The plan is remove the jobs of all nine school mean supervisory assistants at Ladywood primary school in Grimethorpe, who make up a team of almost 20 support staff which also includes teaching assistants, with some of those expected to take on lunchtime supervision duties instead.
The trade union UNISON is fighting the proposals and over the summer its members at the school will be balloted on whether to reject the plan and take industrial action when the school re-opens after the summer holiday.
Unison has now written to Barnsley Council, the affected staff’s employer, informing them of its intention to ballot staff. Barnsley Council has not commented on the situation.
According to Unison, the school’s management initially argued that teaching assistants who will perform lunchtime duties under the new proposals have specialist skills to deal with challenging children during the lunch break, leaving the dinner ladies no longer needed.

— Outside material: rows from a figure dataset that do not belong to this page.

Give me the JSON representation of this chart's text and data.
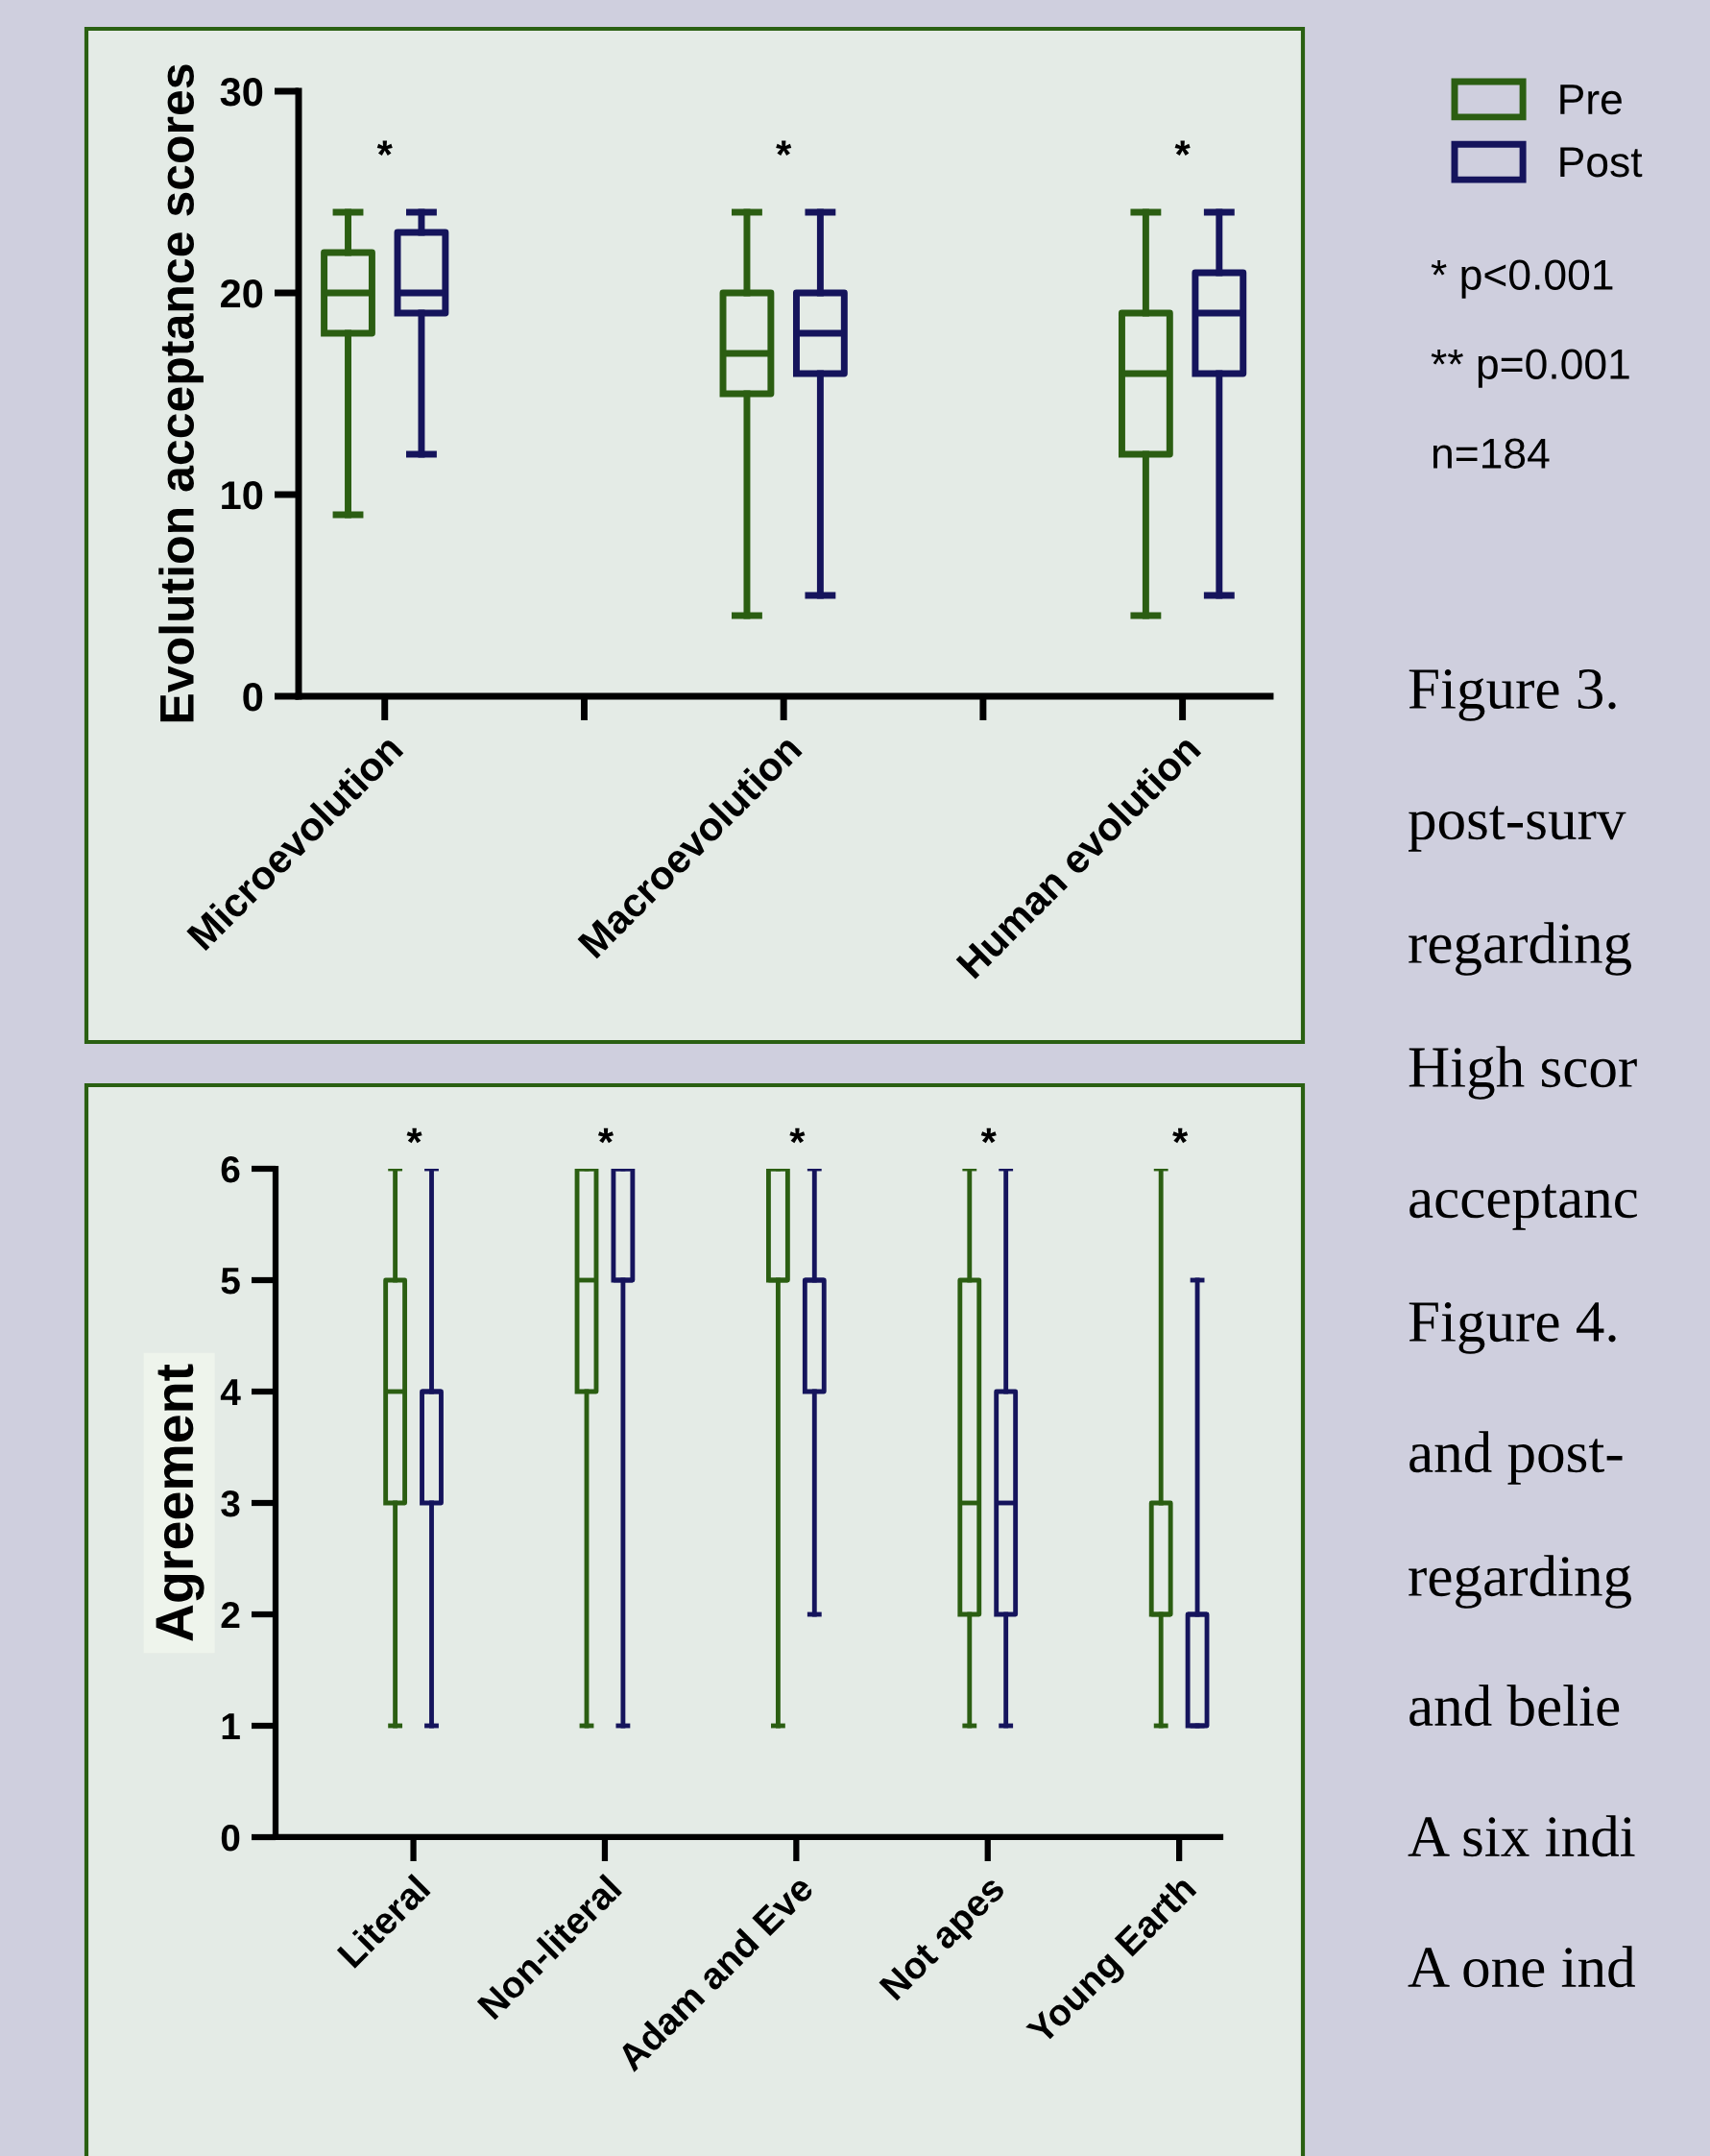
{
  "chart_data": [
    {
      "type": "box",
      "ylabel": "Evolution acceptance scores",
      "categories": [
        "Microevolution",
        "Macroevolution",
        "Human evolution"
      ],
      "ylim": [
        0,
        30
      ],
      "yticks": [
        0,
        10,
        20,
        30
      ],
      "legend": "right",
      "grid": false,
      "series": [
        {
          "name": "Pre",
          "color": "#2b5e12",
          "boxes": [
            {
              "low": 9,
              "q1": 18,
              "median": 20,
              "q3": 22,
              "high": 24
            },
            {
              "low": 4,
              "q1": 15,
              "median": 17,
              "q3": 20,
              "high": 24
            },
            {
              "low": 4,
              "q1": 12,
              "median": 16,
              "q3": 19,
              "high": 24
            }
          ]
        },
        {
          "name": "Post",
          "color": "#15145c",
          "boxes": [
            {
              "low": 12,
              "q1": 19,
              "median": 20,
              "q3": 23,
              "high": 24
            },
            {
              "low": 5,
              "q1": 16,
              "median": 18,
              "q3": 20,
              "high": 24
            },
            {
              "low": 5,
              "q1": 16,
              "median": 19,
              "q3": 21,
              "high": 24
            }
          ]
        }
      ],
      "annotations": [
        "*",
        "*",
        "*",
        "* p<0.001",
        "** p=0.001",
        "n=184"
      ]
    },
    {
      "type": "box",
      "ylabel": "Agreement",
      "categories": [
        "Literal",
        "Non-literal",
        "Adam and Eve",
        "Not apes",
        "Young Earth"
      ],
      "ylim": [
        0,
        6
      ],
      "yticks": [
        0,
        1,
        2,
        3,
        4,
        5,
        6
      ],
      "legend": false,
      "grid": false,
      "series": [
        {
          "color": "#2b5e12",
          "boxes": [
            {
              "low": 1,
              "q1": 3,
              "median": 4,
              "q3": 5,
              "high": 6
            },
            {
              "low": 1,
              "q1": 4,
              "median": 5,
              "q3": 6,
              "high": 6
            },
            {
              "low": 1,
              "q1": 5,
              "median": 5,
              "q3": 6,
              "high": 6
            },
            {
              "low": 1,
              "q1": 2,
              "median": 3,
              "q3": 5,
              "high": 6
            },
            {
              "low": 1,
              "q1": 2,
              "median": 2,
              "q3": 3,
              "high": 6
            }
          ]
        },
        {
          "color": "#15145c",
          "boxes": [
            {
              "low": 1,
              "q1": 3,
              "median": 4,
              "q3": 4,
              "high": 6
            },
            {
              "low": 1,
              "q1": 5,
              "median": 5,
              "q3": 6,
              "high": 6
            },
            {
              "low": 2,
              "q1": 4,
              "median": 5,
              "q3": 5,
              "high": 6
            },
            {
              "low": 1,
              "q1": 2,
              "median": 3,
              "q3": 4,
              "high": 6
            },
            {
              "low": 1,
              "q1": 1,
              "median": 2,
              "q3": 2,
              "high": 5
            }
          ]
        }
      ],
      "annotations": [
        "*",
        "*",
        "*",
        "*",
        "*",
        "Figure 3.",
        "post-surv",
        "regarding",
        "High scor",
        "acceptanc",
        "Figure 4.",
        "and post-",
        "regarding",
        "and belie",
        "A six indi",
        "A one ind"
      ]
    }
  ]
}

However, the union claims it has challenged that and has now been told the job losses are necessary to save money, with a saving of £23,625 proposed.
Reductions to working hours and non replacement of staff have gone a long way to achieving that, the union claims, with further costs also expected in salary hikes for the staff who would take on extra duties.

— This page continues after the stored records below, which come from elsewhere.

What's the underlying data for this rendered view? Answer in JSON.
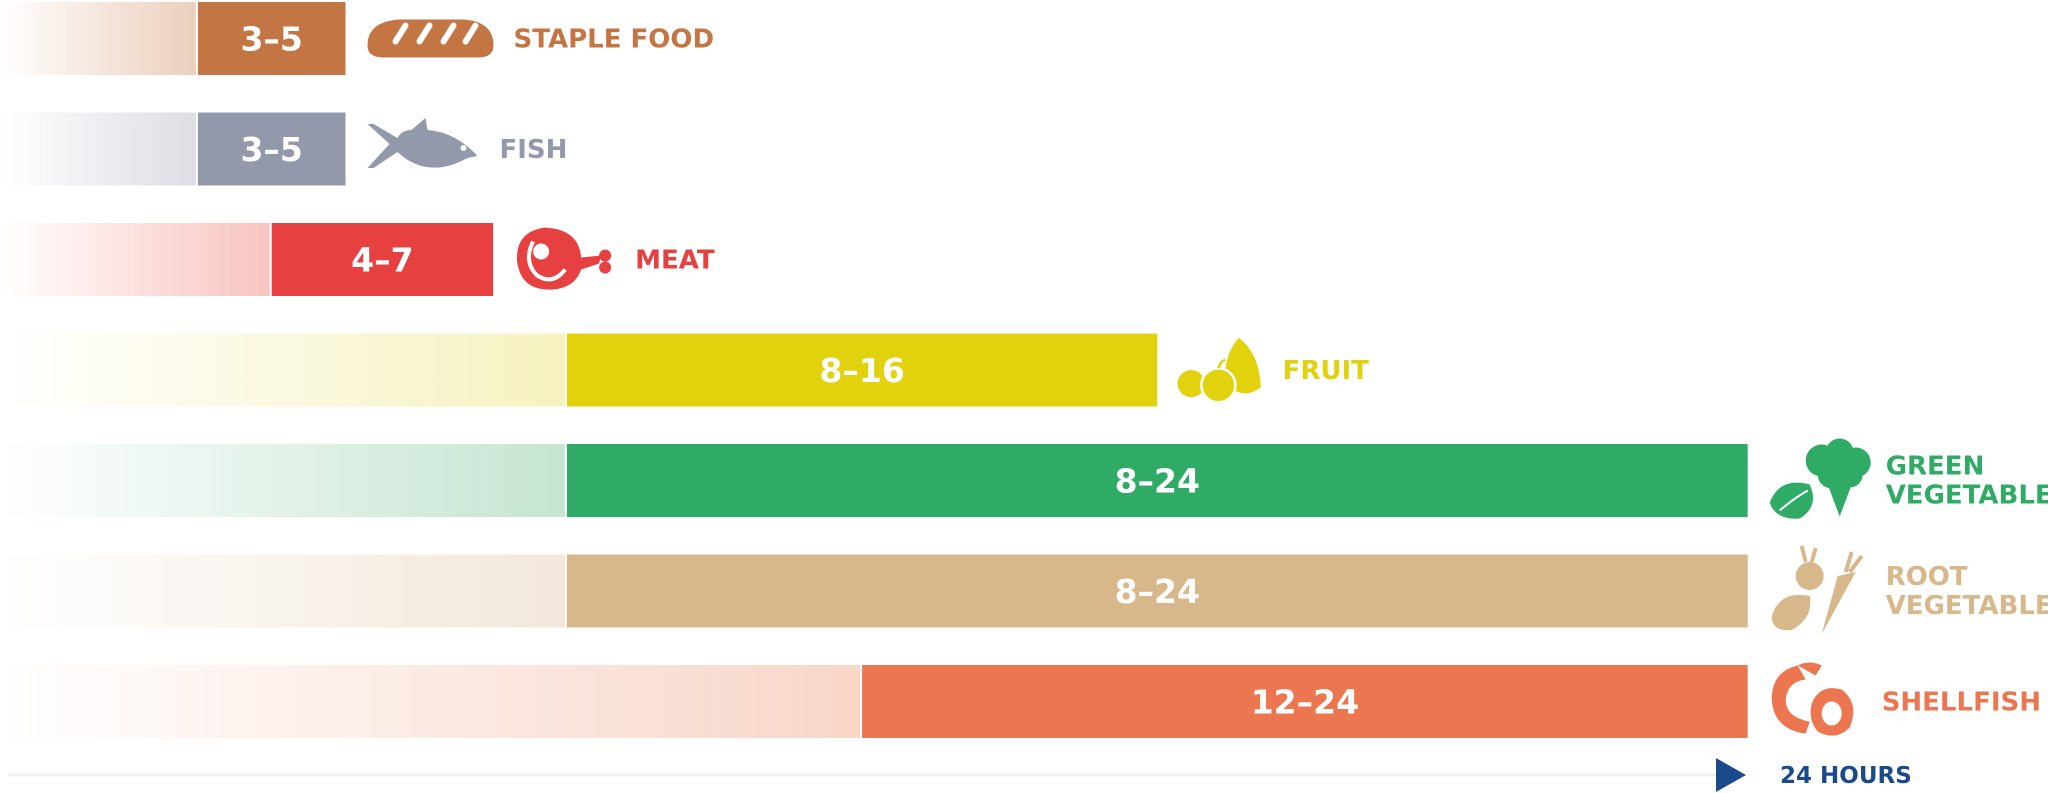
{
  "chart_data": {
    "type": "bar",
    "orientation": "horizontal",
    "unit_label": "24 HOURS",
    "categories": [
      {
        "label": "STAPLE FOOD",
        "value_label": "3–5",
        "min": 3,
        "max": 5,
        "color": "#c47544",
        "fade_color": "#eccfbd",
        "icon": "bread-icon"
      },
      {
        "label": "FISH",
        "value_label": "3–5",
        "min": 3,
        "max": 5,
        "color": "#9498ab",
        "fade_color": "#dddee4",
        "icon": "fish-icon"
      },
      {
        "label": "MEAT",
        "value_label": "4–7",
        "min": 4,
        "max": 7,
        "color": "#e64040",
        "fade_color": "#f8c4bf",
        "icon": "ham-icon"
      },
      {
        "label": "FRUIT",
        "value_label": "8–16",
        "min": 8,
        "max": 16,
        "color": "#e2d20e",
        "fade_color": "#f6f2c0",
        "icon": "fruit-icon"
      },
      {
        "label": "GREEN VEGETABLE",
        "value_label": "8–24",
        "min": 8,
        "max": 24,
        "color": "#30ab66",
        "fade_color": "#c5e5d2",
        "icon": "broccoli-icon"
      },
      {
        "label": "ROOT VEGETABLE",
        "value_label": "8–24",
        "min": 8,
        "max": 24,
        "color": "#d8b78a",
        "fade_color": "#f2e8db",
        "icon": "carrot-icon"
      },
      {
        "label": "SHELLFISH",
        "value_label": "12–24",
        "min": 12,
        "max": 24,
        "color": "#eb7650",
        "fade_color": "#f8d6c8",
        "icon": "shrimp-icon"
      }
    ],
    "xlim": [
      0,
      24
    ],
    "axis_color": "#1a4a8a"
  }
}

UNISON Yorkshire & Humberside Area Organiser Jordan Stapleton said: “Our dinnerladies have been at the heart of the local community supporting children for generations. They are long-serving, dedicated women and it’s shocking to suggest they are no longer needed.
“It’s also completely unfair and unreasonable to just expect the TAs to pick up the duties of the dinnerladies – they are stretched enough as it is. Above all else our members are concerned with how this will affect the children.
“The plans simply don’t add up. If the dinnerladies are made redundant the TAs can’t provide the one-to-one support the headteacher wants because they’ll be supervising all 210 pupils. And we do not believe the school has to make these cuts for financial reasons because the savings, and more, can be achieved elsewhere.
“Strike action is always a last resort for our members but the school’s refusal to hold talks and reconsider has left us with no other option,” he said.